I read Geoffrey Herman’s book on the Exilarch, A Prince Without a Kingdom, because of my own philosophical interests in Jewish political theory and the problem of rabbinic versus non-rabbinic Jewish authority, as well as textual and historical relating to the Babylonian Talmud. Mostly I read this stuff to get a more firm understanding about the social position of the rabbis and the extent and limits to their authority in Jewish society. As the nominal heads of the Jewish community in Sassanian Babylonia, the Exilarchs were non-rabbinic authorities, people of wealth who were geographically, culturally, and politically close to Persian ruling elites.

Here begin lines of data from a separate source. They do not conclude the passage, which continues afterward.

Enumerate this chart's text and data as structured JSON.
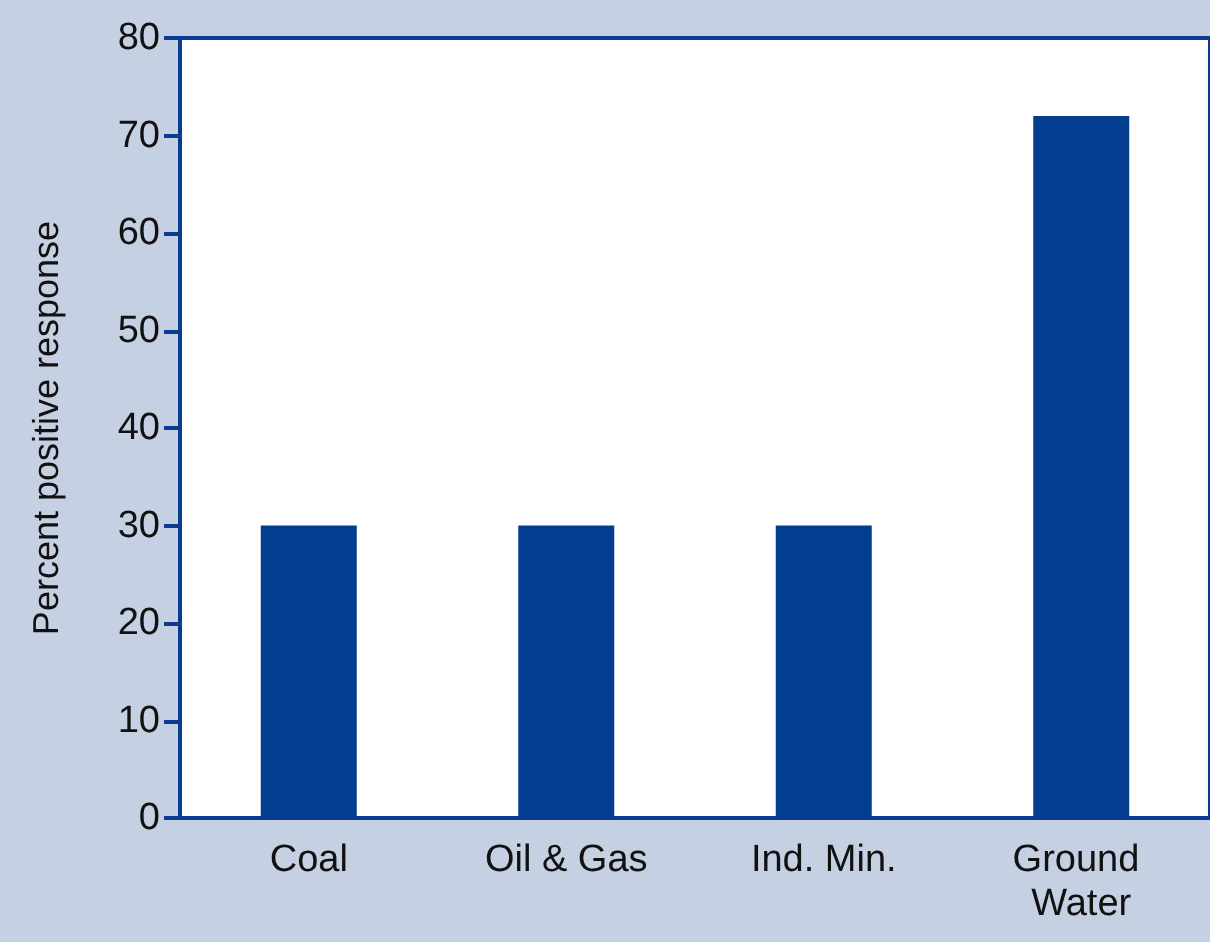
{
  "chart_data": {
    "type": "bar",
    "ylabel": "Percent positive response",
    "categories": [
      "Coal",
      "Oil & Gas",
      "Ind. Min.",
      "Ground Water"
    ],
    "values": [
      30,
      30,
      30,
      72
    ],
    "color": "#033d8f",
    "ylim": [
      0,
      80
    ],
    "yticks": [
      0,
      10,
      20,
      30,
      40,
      50,
      60,
      70,
      80
    ],
    "grid": false
  }
}
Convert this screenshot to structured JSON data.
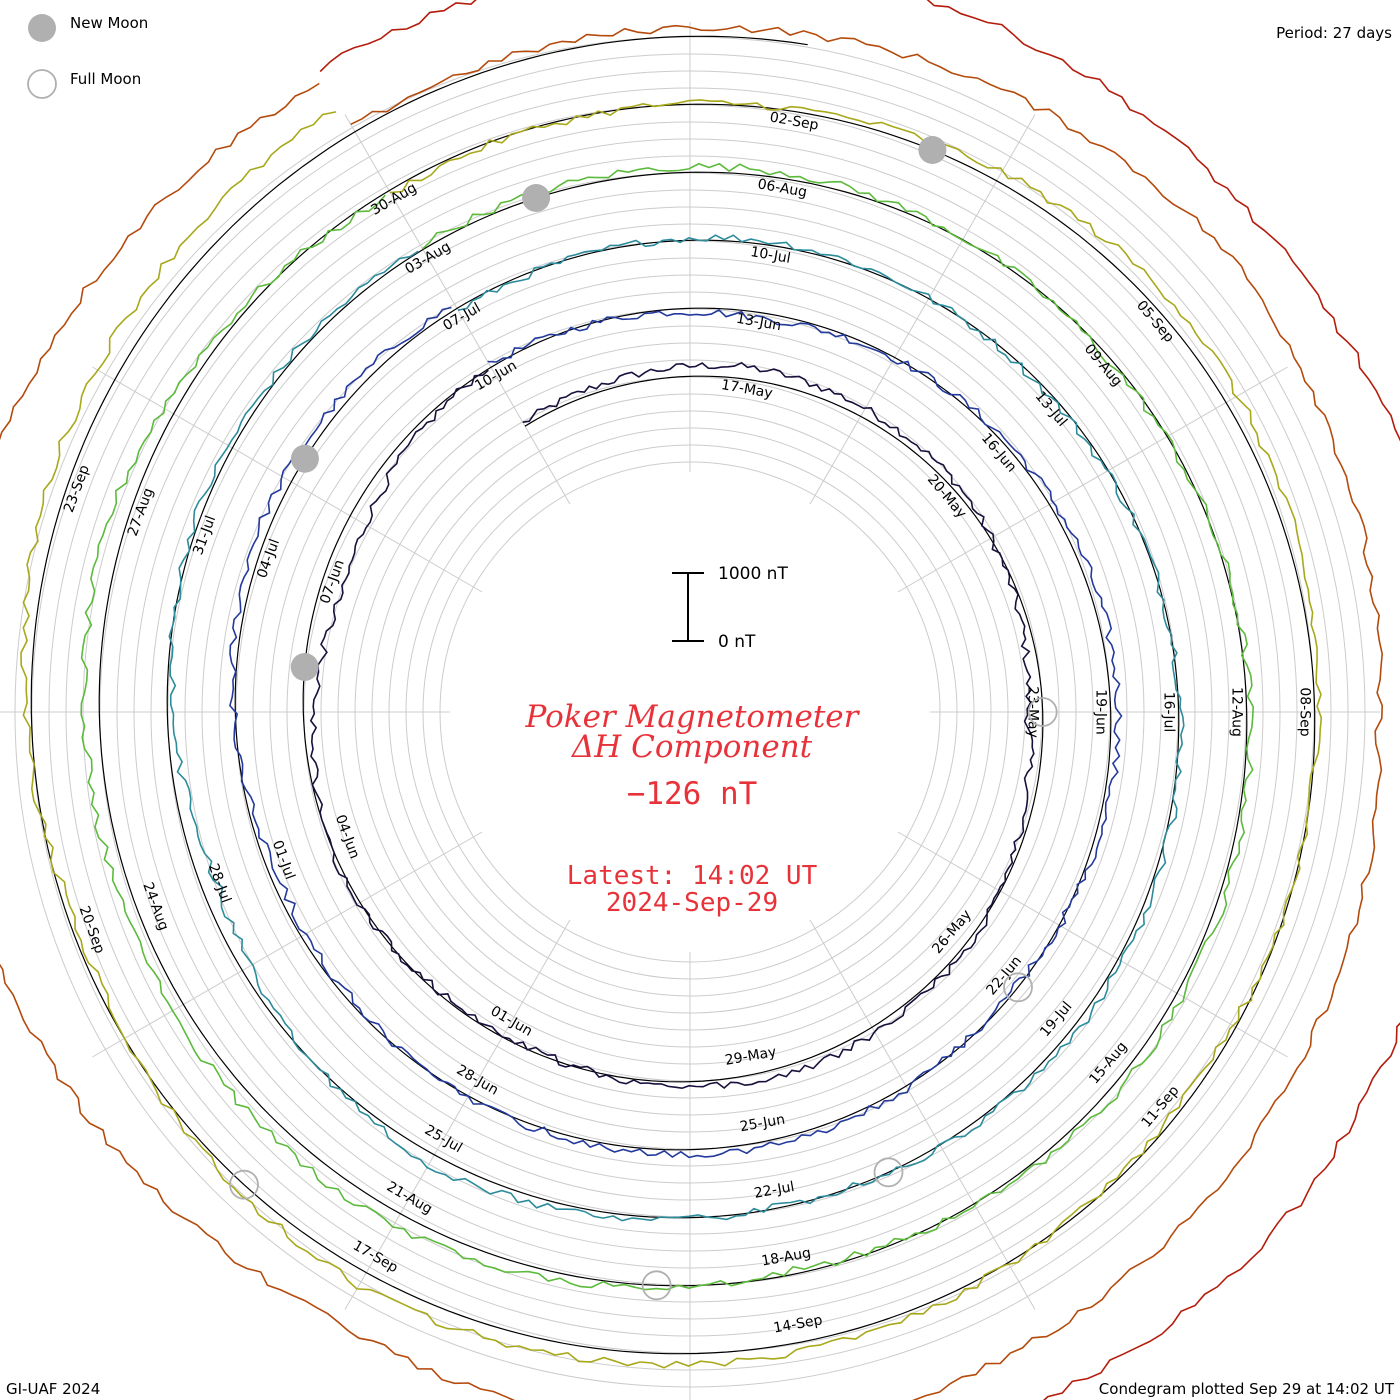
{
  "legend": {
    "new_moon_label": "New Moon",
    "full_moon_label": "Full Moon"
  },
  "period_label": "Period: 27 days",
  "footer": {
    "left": "GI-UAF 2024",
    "right": "Condegram plotted Sep 29 at 14:02 UT"
  },
  "title": {
    "line1": "Poker Magnetometer",
    "line2": "ΔH Component",
    "value": "−126 nT"
  },
  "latest": {
    "line1": "Latest: 14:02 UT",
    "line2": "2024-Sep-29"
  },
  "scale_bar": {
    "top_label": "1000 nT",
    "bottom_label": "0 nT",
    "nT": 1000
  },
  "colors": {
    "title_red": "#e8323a",
    "moon_fill": "#b0b0b0",
    "grid": "#c8c8c8",
    "baseline": "#000000"
  },
  "chart_data": {
    "type": "line",
    "layout": "spiral condegram",
    "period_days": 27,
    "start_date": "2024-05-14",
    "end_date": "2024-09-29",
    "value_unit": "nT",
    "current_value": -126,
    "date_labels": [
      "17-May",
      "20-May",
      "23-May",
      "26-May",
      "29-May",
      "01-Jun",
      "04-Jun",
      "07-Jun",
      "10-Jun",
      "13-Jun",
      "16-Jun",
      "19-Jun",
      "22-Jun",
      "25-Jun",
      "28-Jun",
      "01-Jul",
      "04-Jul",
      "07-Jul",
      "10-Jul",
      "13-Jul",
      "16-Jul",
      "19-Jul",
      "22-Jul",
      "25-Jul",
      "28-Jul",
      "31-Jul",
      "03-Aug",
      "06-Aug",
      "09-Aug",
      "12-Aug",
      "15-Aug",
      "18-Aug",
      "21-Aug",
      "24-Aug",
      "27-Aug",
      "30-Aug",
      "02-Sep",
      "05-Sep",
      "08-Sep",
      "11-Sep",
      "14-Sep",
      "17-Sep",
      "20-Sep",
      "23-Sep"
    ],
    "series": [
      {
        "days_of_period": [
          0,
          3,
          6,
          9,
          12,
          15,
          18,
          21,
          24,
          27
        ],
        "delta_h_nT": [
          50,
          180,
          90,
          -220,
          60,
          120,
          -60,
          40,
          -350,
          30
        ],
        "color": "#1a0f3c"
      },
      {
        "days_of_period": [
          0,
          3,
          6,
          9,
          12,
          15,
          18,
          21,
          24,
          27
        ],
        "delta_h_nT": [
          40,
          -80,
          60,
          120,
          -30,
          90,
          20,
          -120,
          150,
          70
        ],
        "color": "#233a9c"
      },
      {
        "days_of_period": [
          0,
          3,
          6,
          9,
          12,
          15,
          18,
          21,
          24,
          27
        ],
        "delta_h_nT": [
          -50,
          60,
          -40,
          30,
          80,
          -20,
          160,
          -240,
          70,
          40
        ],
        "color": "#2c8c9c"
      },
      {
        "days_of_period": [
          0,
          3,
          6,
          9,
          12,
          15,
          18,
          21,
          24,
          27
        ],
        "delta_h_nT": [
          60,
          90,
          -40,
          50,
          120,
          -60,
          220,
          180,
          260,
          -80
        ],
        "color": "#5cba3c"
      },
      {
        "days_of_period": [
          0,
          3,
          6,
          9,
          12,
          15,
          18,
          21,
          24,
          27
        ],
        "delta_h_nT": [
          -60,
          40,
          250,
          50,
          -80,
          140,
          220,
          -100,
          280,
          420
        ],
        "color": "#a8a81c"
      },
      {
        "days_of_period": [
          0,
          3,
          6,
          9,
          12,
          15,
          18,
          21,
          24,
          27
        ],
        "delta_h_nT": [
          70,
          150,
          320,
          -60,
          120,
          250,
          -180,
          210,
          160,
          -120
        ],
        "color": "#b44a0c"
      },
      {
        "days_of_period": [
          0,
          3,
          6,
          9,
          12,
          15
        ],
        "delta_h_nT": [
          40,
          90,
          -60,
          120,
          200,
          -126
        ],
        "color": "#b41c0c"
      }
    ],
    "moon_phases": {
      "new_moon": [
        "2024-06-06",
        "2024-07-05",
        "2024-08-04",
        "2024-09-03"
      ],
      "full_moon": [
        "2024-05-23",
        "2024-06-22",
        "2024-07-21",
        "2024-08-19",
        "2024-09-18"
      ]
    },
    "grid": true
  }
}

A careful and judicious historian, Herman wants to walk back the conflict model of exilarch-rabbinate relations as propounded by Zuri, Beer, and Neusner (pp.182-7). Instead of a model of alliances and discord, Herman maps “differing approaches reflecting the diverse and shifting rabbinic landscape” (p.209). But what I take from his study is the degree to which the authority of the rabbis in Sassanian Babylon was limited and relative vis-à-vis the Exilarch and his circle. There are notable exceptions, including figures no less than Rav Nachman and Rava, who lived close to the winter residence of the Sasanian court in Mehoza. While the geographical extent of the Exilarchs’ authority remains in question, they served as a useful foil in rabbinic sources. More often than not, the rabbis present themselves at odds with and abused by these Jewish elites, who themselves were quite distant from rabbinic norms and values (pp. 219-222, 238).
Forget Athens and Jerusalem. Most of what we know about the Exlicharate appears in the Babylonian and Jerusalem Talmuds; and what we know about them is how little we actually know about them. Herman notes that, in the rabbinic imagination, the Exilarch was more like a symbol than an individuated flesh and blood person (p.238). That suits my own purpose here, interested as I am not so much in the reality of power per se or the history of an office. In our sources, the preferred setting for the rabbis to reflect upon the Exilarch was the banquet. Carried around in golden sedans, they flaunted their wealth. Without getting into arguments about Hellenization in Sassanian Mesopotamia, my interest here is in the Exilarch as a gilded image and gaudy emblem of non-rabbinic authority, “a colorful portrait of power and wealth” (1) from a more eastern place more or less outside the Mediterranean and its more familiar-to-us Greco-Roman cultural orbit. For the 19th century historian Heinrich Graetz, the Exilarch was a strange object of fascination. Unlike Roman and Byzantine Palestine, we have almost no idea what this world “looked like.”